The astronaut within
I wanted to be an astronaut when I was younger. I was very much drawn to the sky – the possibilities, the amazingness of exploration and adventure.
So when I was thinking about what our next story was going to be for our blog, I knew I wanted to find a female astronaut, in the city I lived in (Melbourne, Australia). And after some research, I contacted Dianne McGrath who was very excited to be on board.
My photography career has evolved and taken me to a place now where I am more able to define where my passion lies. I love visual storytelling. The power an image can have on someone who sees it. It can change lives, perceptions, beliefs and evoke emotions. I wanted Dianne’s story to inspire more women and girls across the planet to be anything their heart desires. I wanted them to see the woman under the ‘spacesuit’.

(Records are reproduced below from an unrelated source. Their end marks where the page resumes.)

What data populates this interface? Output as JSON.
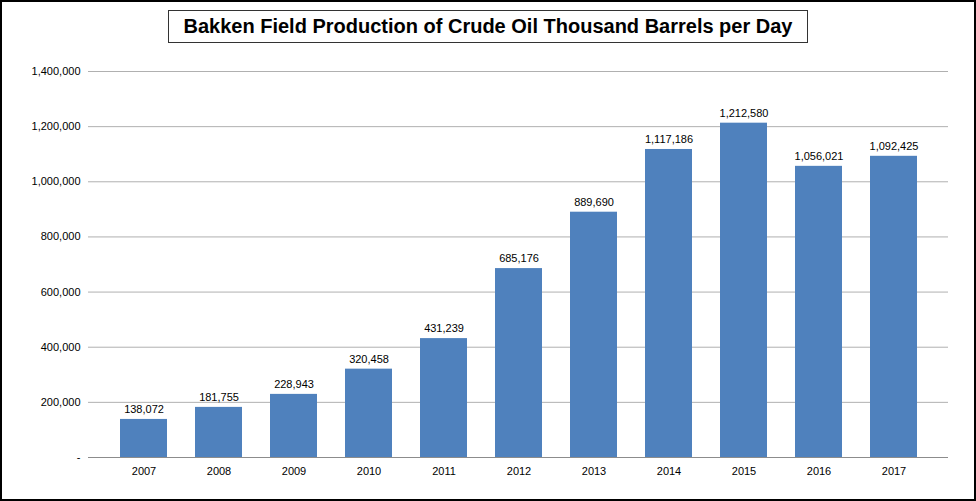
{
  "chart_data": {
    "type": "bar",
    "title": "Bakken Field Production of Crude Oil Thousand Barrels per Day",
    "categories": [
      "2007",
      "2008",
      "2009",
      "2010",
      "2011",
      "2012",
      "2013",
      "2014",
      "2015",
      "2016",
      "2017"
    ],
    "values": [
      138072,
      181755,
      228943,
      320458,
      431239,
      685176,
      889690,
      1117186,
      1212580,
      1056021,
      1092425
    ],
    "value_labels": [
      "138,072",
      "181,755",
      "228,943",
      "320,458",
      "431,239",
      "685,176",
      "889,690",
      "1,117,186",
      "1,212,580",
      "1,056,021",
      "1,092,425"
    ],
    "color": "#4f81bd",
    "ylim": [
      0,
      1400000
    ],
    "yticks": [
      {
        "value": 0,
        "label": "-"
      },
      {
        "value": 200000,
        "label": "200,000"
      },
      {
        "value": 400000,
        "label": "400,000"
      },
      {
        "value": 600000,
        "label": "600,000"
      },
      {
        "value": 800000,
        "label": "800,000"
      },
      {
        "value": 1000000,
        "label": "1,000,000"
      },
      {
        "value": 1200000,
        "label": "1,200,000"
      },
      {
        "value": 1400000,
        "label": "1,400,000"
      }
    ],
    "grid": true,
    "data_labels": true
  }
}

What was going through Dianne’s mind when she decided she wanted to go to Mars on a one-way mission, to never come home? The process is lengthy, tedious and testing. And that is just the beginning. What lies ahead of her if successful at the end of the process, is a seven-month long journey in space capsule with 3 other astronauts, to Mars building humanity 2.0.
Where did Dianne come from to equip her to be able to do that. What would she need to ‘hack’ in herself to make a better version of herself, so she would not only survive, but thrive on the Red Planet? To be so privileged that another person allows me into their lives with my camera, to tell their story visually and share it with the world is absolutely amazing.

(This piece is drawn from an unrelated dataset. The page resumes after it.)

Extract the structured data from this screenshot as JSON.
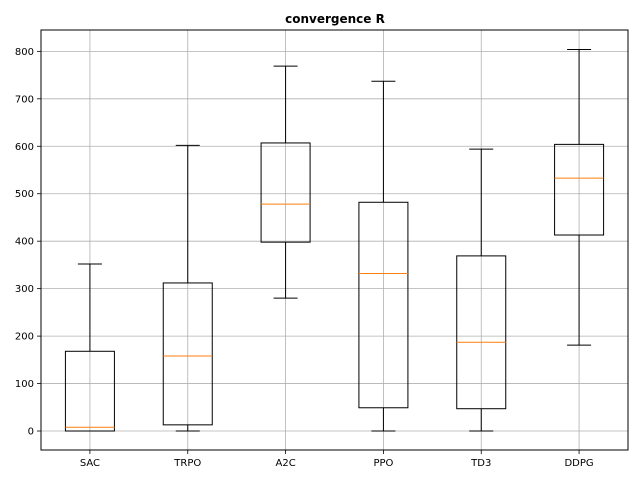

I am driven by passion foremost. Followed closely by adventure and the outdoors. I want to uncover and tell unique, unusual stories that matter to me. About the human condition, about inner strength, the triumphs and the tribulation that can come with that, about joy and the complexity of life. I am at my happiest when I hold my Fujifilm camera in my hand. I love the feel and the texture of the steel on the camera, its clever engineering and how beautiful it is as a machine. And then I’m excited about the world I see around me, stepping out those doors to capture the stories that are all around us.

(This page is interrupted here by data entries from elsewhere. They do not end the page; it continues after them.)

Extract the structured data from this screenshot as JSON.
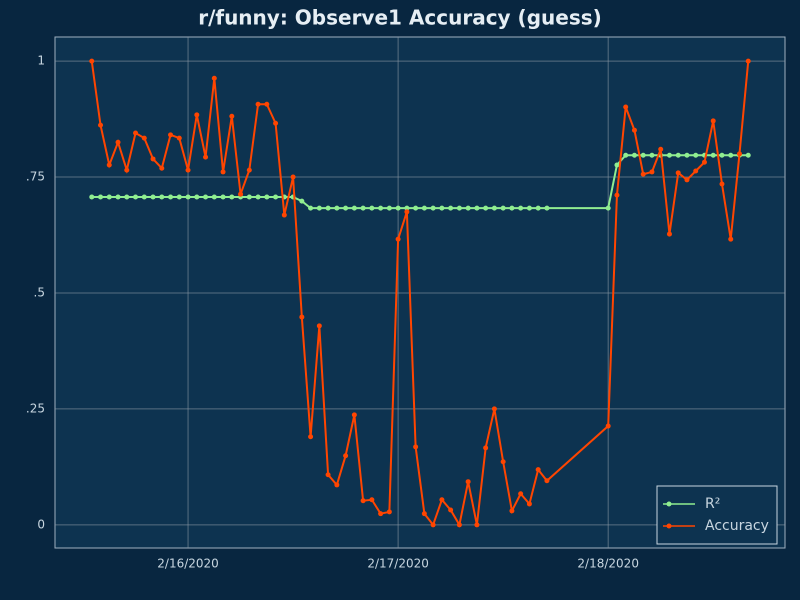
{
  "chart_data": {
    "type": "line",
    "title": "r/funny: Observe1 Accuracy (guess)",
    "x": [
      -11,
      -10,
      -9,
      -8,
      -7,
      -6,
      -5,
      -4,
      -3,
      -2,
      -1,
      0,
      1,
      2,
      3,
      4,
      5,
      6,
      7,
      8,
      9,
      10,
      11,
      12,
      13,
      14,
      15,
      16,
      17,
      18,
      19,
      20,
      21,
      22,
      23,
      24,
      25,
      26,
      27,
      28,
      29,
      30,
      31,
      32,
      33,
      34,
      35,
      36,
      37,
      38,
      39,
      40,
      41,
      48,
      49,
      50,
      51,
      52,
      53,
      54,
      55,
      56,
      57,
      58,
      59,
      60,
      61,
      62,
      63,
      64
    ],
    "series": [
      {
        "name": "R²",
        "color": "#90ee90",
        "values": [
          0.707,
          0.707,
          0.707,
          0.707,
          0.707,
          0.707,
          0.707,
          0.707,
          0.707,
          0.707,
          0.707,
          0.707,
          0.707,
          0.707,
          0.707,
          0.707,
          0.707,
          0.707,
          0.707,
          0.707,
          0.707,
          0.707,
          0.707,
          0.707,
          0.698,
          0.683,
          0.683,
          0.683,
          0.683,
          0.683,
          0.683,
          0.683,
          0.683,
          0.683,
          0.683,
          0.683,
          0.683,
          0.683,
          0.683,
          0.683,
          0.683,
          0.683,
          0.683,
          0.683,
          0.683,
          0.683,
          0.683,
          0.683,
          0.683,
          0.683,
          0.683,
          0.683,
          0.683,
          0.683,
          0.776,
          0.797,
          0.797,
          0.797,
          0.797,
          0.797,
          0.797,
          0.797,
          0.797,
          0.797,
          0.797,
          0.797,
          0.797,
          0.797,
          0.797,
          0.797
        ]
      },
      {
        "name": "Accuracy",
        "color": "#ff4500",
        "values": [
          1.0,
          0.862,
          0.776,
          0.825,
          0.765,
          0.845,
          0.834,
          0.789,
          0.769,
          0.841,
          0.834,
          0.765,
          0.884,
          0.793,
          0.963,
          0.761,
          0.881,
          0.713,
          0.765,
          0.907,
          0.907,
          0.866,
          0.668,
          0.75,
          0.448,
          0.19,
          0.429,
          0.108,
          0.086,
          0.149,
          0.237,
          0.052,
          0.054,
          0.024,
          0.028,
          0.616,
          0.675,
          0.168,
          0.024,
          0,
          0.054,
          0.032,
          0,
          0.093,
          0,
          0.166,
          0.25,
          0.136,
          0.03,
          0.067,
          0.045,
          0.119,
          0.095,
          0.213,
          0.711,
          0.901,
          0.851,
          0.756,
          0.761,
          0.81,
          0.627,
          0.759,
          0.744,
          0.763,
          0.782,
          0.871,
          0.735,
          0.616,
          0.8,
          1.0
        ]
      }
    ],
    "xlim": [
      -15.2,
      68.2
    ],
    "xticks": [
      {
        "value": 0,
        "label": "2/16/2020"
      },
      {
        "value": 24,
        "label": "2/17/2020"
      },
      {
        "value": 48,
        "label": "2/18/2020"
      }
    ],
    "ylim": [
      -0.05,
      1.052
    ],
    "yticks": [
      0,
      {
        "value": 0.25,
        "label": ".25"
      },
      {
        "value": 0.5,
        "label": ".5"
      },
      {
        "value": 0.75,
        "label": ".75"
      },
      1
    ],
    "grid": true,
    "legend": "lower right"
  }
}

One of the main reasons I went completely to one Fujifilm eco-system was because of my constant drive to be light on my feet, with my camera always on-hand. I recently became a minimalist, so the concept of having smaller Fujifilm cameras with a fixed lens that I could just pick up instantly made me feel like I could breathe! It was true to me. I was already in-love with the Fujifilm camera and all I needed to do was to commit – to myself.
For this particular story, one of the major challenges I faced was finding a location that looked like Mars that was close enough for us to drive to. This was a documentary visual storytelling, but Dianne is not yet on Mars. So, I wanted the location to represent elements of isolation and resilience from her story, but to also show where she stands amongst that. These are themes that run throughout her life.
Another challenge was being able to capture the person beneath the surface. Personalities differ between all the subject matters I get to shoot; so, both the subject matter and the photographer need to be open and feel comfortable with each other. I’m always conscious and respectful of the trust I develop with all the people I photograph. So, it’s super important to have a vision beforehand, and to shoot based on what part of the story you’re telling.
Dianne’s story is real, and I am very happy with the results. People are touched by her story and can relate to it because as human beings we all have dreams; and sometimes when ‘life’ gets in the way, Dianne’s story reminds us all of the courage to follow the astronaut within.
“I am a very passionate visual storyteller who love to shine the light on things that matter. Photography & film to me are far more than just pointing a camera and clicking a button. I care deeply about what I do, the people I chose to work with, and the projects that I chose to take on. It’s about humanity, their stories, the connection and emotion evoked from it.”